Assessment of early diastolic strain‐velocity temporal relationships using spatial modulation of magnetization with polarity alternating velocity encoding (SPAMM‐PAV)

A novel MR imaging technique, spatial modulation of magnetization with polarity alternating velocity encoding (SPAMM‐PAV), is presented to simultaneously examine the left ventricular early diastolic temporal relationships between myocardial deformation and intra‐cavity hemodynamics with a high temporal resolution of 14 ms. This approach is initially evaluated in a dynamic flow and tissue mimicking phantom. A comparison of regional longitudinal strains and intra‐cavity pressure differences (integration of computed in‐plane pressure gradients within a selected region) in relation to mitral valve inflow velocities is performed in eight normal volunteers.

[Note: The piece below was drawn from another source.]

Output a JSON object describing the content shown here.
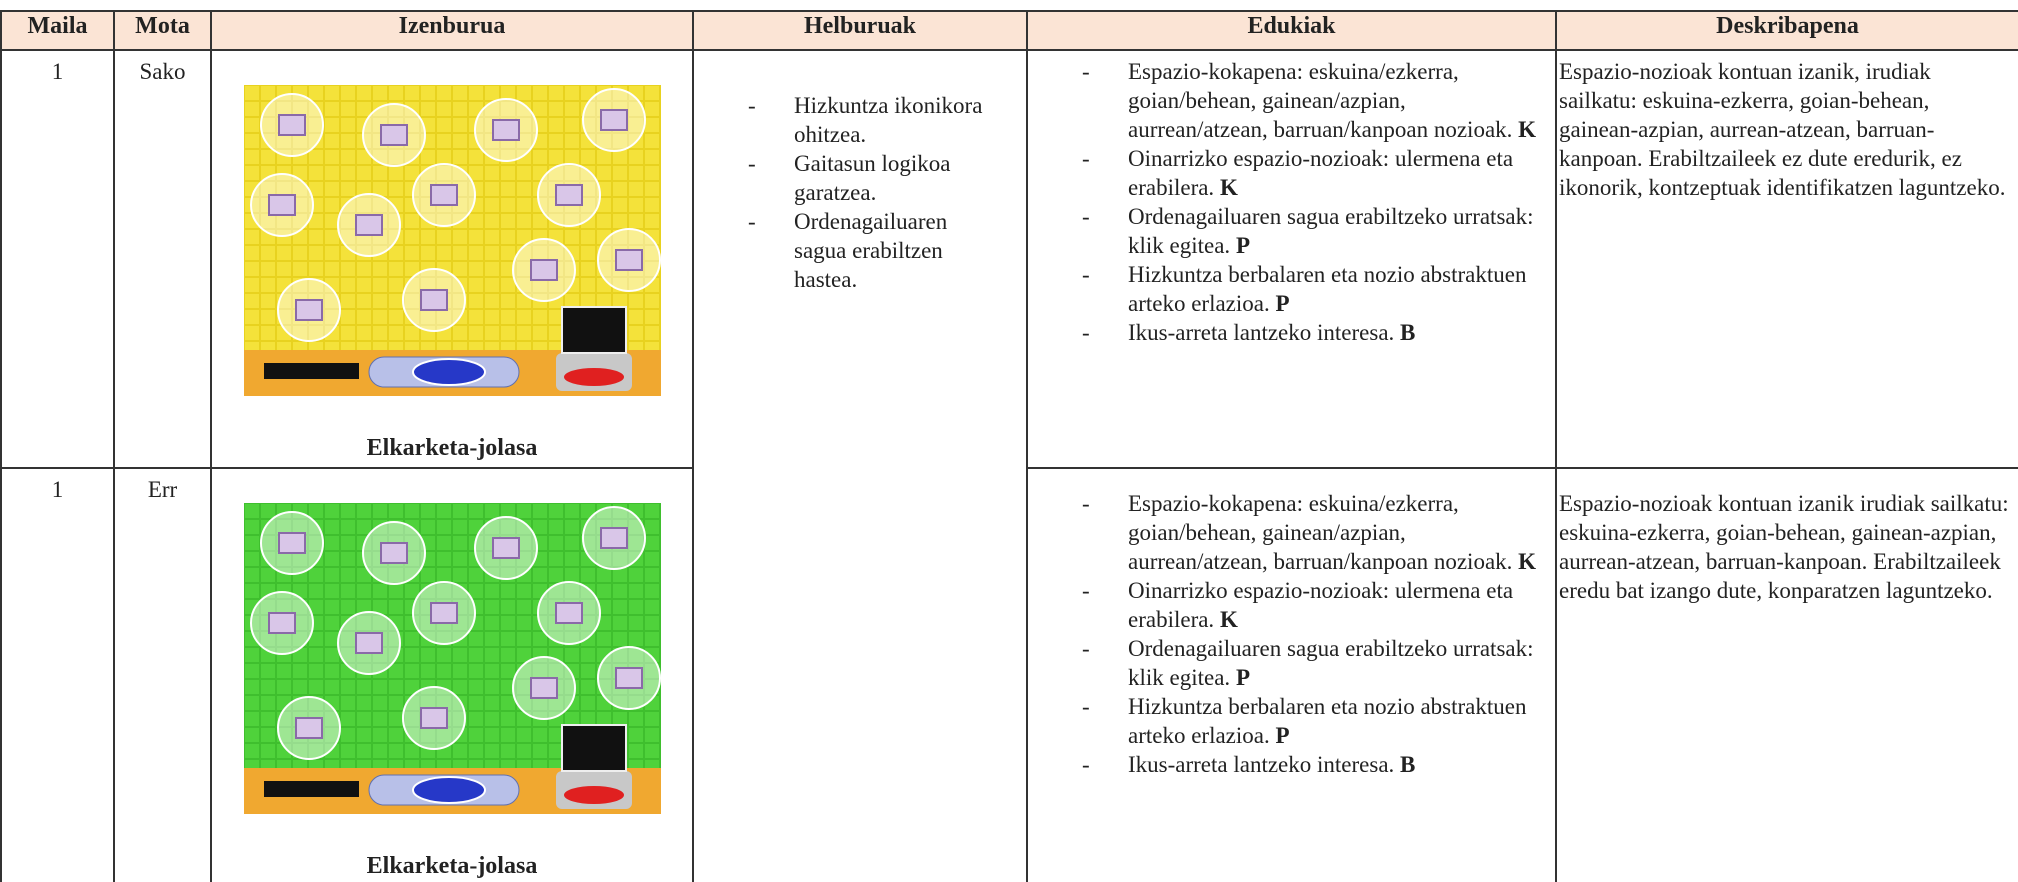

Our results demonstrate that apical regions have higher strain rates (0.145 ± 0.005 %/ms) during the acceleration period of rapid filling compared to mid‐ventricular (0.114 ± 0.007 %/ms) and basal regions (0.088 ± 0.009 %/ms), and apical strain curves plateau at peak mitral inflow velocity. This pattern is reversed during the deceleration period, when the strain‐rates in the basal regions are the highest (0.027 ± 0.003 %/ms) due to ongoing basal stretching. A positive base‐to‐apex gradient in peak pressure difference is observed during acceleration, followed by a negative base‐to‐apex gradient during deceleration. These studies shed insight into the regional volumetric and pressure difference changes in the left ventricle during early diastolic filling. Magn Reson Med, 2011. © 2011 Wiley‐Liss, Inc.